I largely subscribe to you view. But it is exactly like in the Bigfoot world: same people or same events – and two TOTALLY different points of view about it/about them? Is Dyer the devil (or just a clown) or the holy saver of the bf community?

Assigned to this issue: Is Chile – and other parts of Latin America –  now so strong, because of decades of socialism that redistributed public wealth among the people OR because of the more liberal, free-market policies even those socialist governments have adopted in recent years (especially Chile and Brazil)? I am with you, Robert, but one can  see it totally different like this free-market think-tank guru.

First of all, the Right lies all the time about Venezuela. It has actually been a smashing success, maybe not for the rich and the top 20%, but for everyone else it has been. It’s been a wild success story. Now, maybe if you lay the figures out, Chile looks better, but so what? Chile is just about the only place where even partway neoliberal model even works at all.

Everywhere else on the continent, and indeed in the world, it’s caused nothing but disaster. Generally what happens is you get slow economic growth, and you have a massive redistribution of wealth from the bottom 80% to the top 20%. So neoliberalism in the US basically takes money from everyone making less than $80,000/year and gives it to the people making more than $80,000/year.

This is what neoliberalism does everywhere. Furthermore, it has dismantled health and welfare systems all over the world and the truth is it has killed millions of people due to disease, lack of medications, etc. Education systems have been dismantled. Unions are wiped out and pared way down.

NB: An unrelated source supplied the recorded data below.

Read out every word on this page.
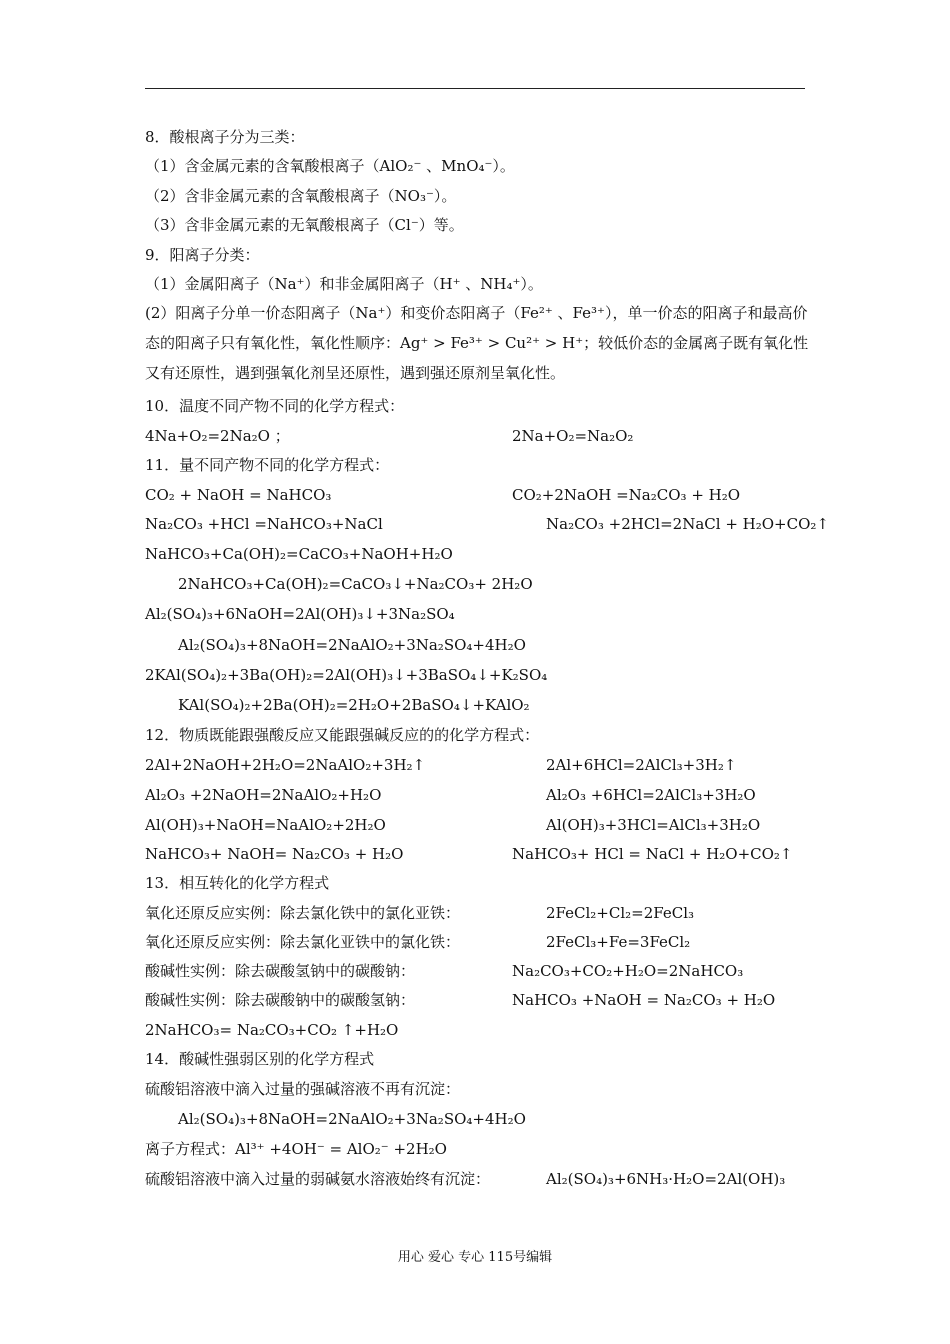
8．酸根离子分为三类：
（1）含金属元素的含氧酸根离子（AlO₂⁻ 、MnO₄⁻）。
（2）含非金属元素的含氧酸根离子（NO₃⁻）。
（3）含非金属元素的无氧酸根离子（Cl⁻）等。
9．阳离子分类：
（1）金属阳离子（Na⁺）和非金属阳离子（H⁺ 、NH₄⁺）。
(2）阳离子分单一价态阳离子（Na⁺）和变价态阳离子（Fe²⁺ 、Fe³⁺），单一价态的阳离子和最高价态的阳离子只有氧化性，氧化性顺序：Ag⁺ > Fe³⁺ > Cu²⁺ > H⁺；较低价态的金属离子既有氧化性又有还原性，遇到强氧化剂呈还原性，遇到强还原剂呈氧化性。
10．温度不同产物不同的化学方程式：
4Na+O₂=2Na₂O ；	2Na+O₂=Na₂O₂
11．量不同产物不同的化学方程式：
CO₂ + NaOH = NaHCO₃	CO₂+2NaOH =Na₂CO₃ + H₂O
Na₂CO₃ +HCl =NaHCO₃+NaCl	Na₂CO₃ +2HCl=2NaCl + H₂O+CO₂↑
NaHCO₃+Ca(OH)₂=CaCO₃+NaOH+H₂O
2NaHCO₃+Ca(OH)₂=CaCO₃↓+Na₂CO₃+ 2H₂O
Al₂(SO₄)₃+6NaOH=2Al(OH)₃↓+3Na₂SO₄
Al₂(SO₄)₃+8NaOH=2NaAlO₂+3Na₂SO₄+4H₂O
2KAl(SO₄)₂+3Ba(OH)₂=2Al(OH)₃↓+3BaSO₄↓+K₂SO₄
KAl(SO₄)₂+2Ba(OH)₂=2H₂O+2BaSO₄↓+KAlO₂
12．物质既能跟强酸反应又能跟强碱反应的的化学方程式：
2Al+2NaOH+2H₂O=2NaAlO₂+3H₂↑	2Al+6HCl=2AlCl₃+3H₂↑
Al₂O₃ +2NaOH=2NaAlO₂+H₂O	Al₂O₃ +6HCl=2AlCl₃+3H₂O
Al(OH)₃+NaOH=NaAlO₂+2H₂O	Al(OH)₃+3HCl=AlCl₃+3H₂O
NaHCO₃+ NaOH= Na₂CO₃ + H₂O	NaHCO₃+ HCl = NaCl + H₂O+CO₂↑
13．相互转化的化学方程式
氧化还原反应实例：除去氯化铁中的氯化亚铁：	2FeCl₂+Cl₂=2FeCl₃
氧化还原反应实例：除去氯化亚铁中的氯化铁：	2FeCl₃+Fe=3FeCl₂
酸碱性实例：除去碳酸氢钠中的碳酸钠：	Na₂CO₃+CO₂+H₂O=2NaHCO₃
酸碱性实例：除去碳酸钠中的碳酸氢钠：	NaHCO₃ +NaOH = Na₂CO₃ + H₂O
2NaHCO₃= Na₂CO₃+CO₂ ↑+H₂O
14．酸碱性强弱区别的化学方程式
硫酸铝溶液中滴入过量的强碱溶液不再有沉淀：
Al₂(SO₄)₃+8NaOH=2NaAlO₂+3Na₂SO₄+4H₂O
离子方程式：Al³⁺ +4OH⁻ = AlO₂⁻ +2H₂O
硫酸铝溶液中滴入过量的弱碱氨水溶液始终有沉淀：	Al₂(SO₄)₃+6NH₃·H₂O=2Al(OH)₃
用心 爱心 专心 115号编辑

The Right lies about Chile. After the coup, Pinochet called in the Chicago Boys and they implemented some of the most radical free market projects ever tried anywhere. This quickly caused an extreme economic crisis and a huge depression followed. Pinochet then threw the Chicago Boys out, reversed a lot of their crazy neoliberal stuff, and adopted a more state-centered approach to growth involving a lot of government involvement and spending.

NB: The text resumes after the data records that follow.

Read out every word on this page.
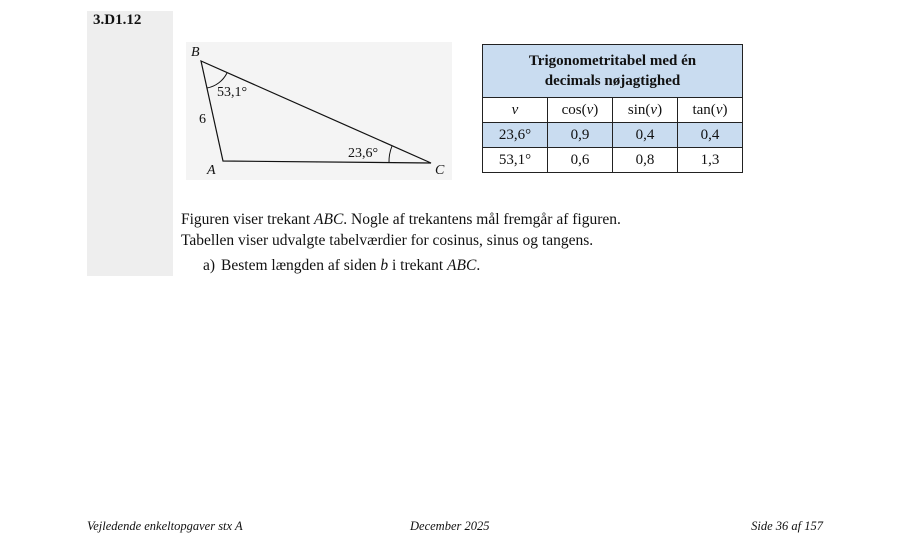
3.D1.12
B
A	C
6
53,1°
23,6°
Trigonometritabel med én
decimals nøjagtighed			
v	cos(v)	sin(v)	tan(v)
23,6°	0,9	0,4	0,4
53,1°	0,6	0,8	1,3
Figuren viser trekant ABC. Nogle af trekantens mål fremgår af figuren.
Tabellen viser udvalgte tabelværdier for cosinus, sinus og tangens.
a) Bestem længden af siden b i trekant ABC.
Vejledende enkeltopgaver stx A	December 2025	Side 36 af 157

Society then began a long, slow climb out of the horrible depression. It is the growth coming out of this Depression that the neoliberal liars refer to as “Chile Miracle.” When Pinochet left office, the economy was about where it was when Allende was in in 1973.

Pinochet did do a lot of crazy things. He privatized Social Security, which is probably going to be a very bad idea. He engaged in massive wealth redistribution that shifted a huge amount of wealth from the bottom 2/3 of wage earners, who were horribly immiserated, upwards to the top 1/3 of wage earners, who got a windfall. Society ended up extremely polarized, and the class hatred is so thick you can cut it with your knife.

The rich live on hills in mansions with high walls and even barbed wire sometimes, guard dogs, you name it. Every night, the poor move up from the ravines into the hills to steal from the rich. So wealth gets redistributed one way or the other, you see, either legally or illegally. There are regular demonstrations and riots which often turn deadly. There are also regular street protests between a radicalized Left and a Right that still loves Pinochet. There are attacks in these street fights and sometimes people are killed.

Pinochet never took apart the state health system, and the education system is not bad, but it has been defunded by the state, so the public schools are literally falling apart, as in their roofs are caving in. The rich won’t pay taxes, so there is no money to fix the schools. The students riot all the time. Sure, the Left is radicalized, but Bachelet sort of had her hands tied when she was in and she could not do a lot of the good stuff she wanted to do. I think a real rightwinger actually won the election last time around.

The Right lies because there is a lot of socialism in Chile. There is the foundations of a welfare state. On the other hand, there is some free market bullshit too. It’s not some neoliberal radical free market laissez faire paradise.

Venezuela has done very well under Bolivarian socialism, but apparently Chile has better figures. But Venezuela is probably a nicer place to live. The government cares about the masses in Venezuela, whereas in Chile, the whole system is set up to enrich the top 1/3 and screw everyone else.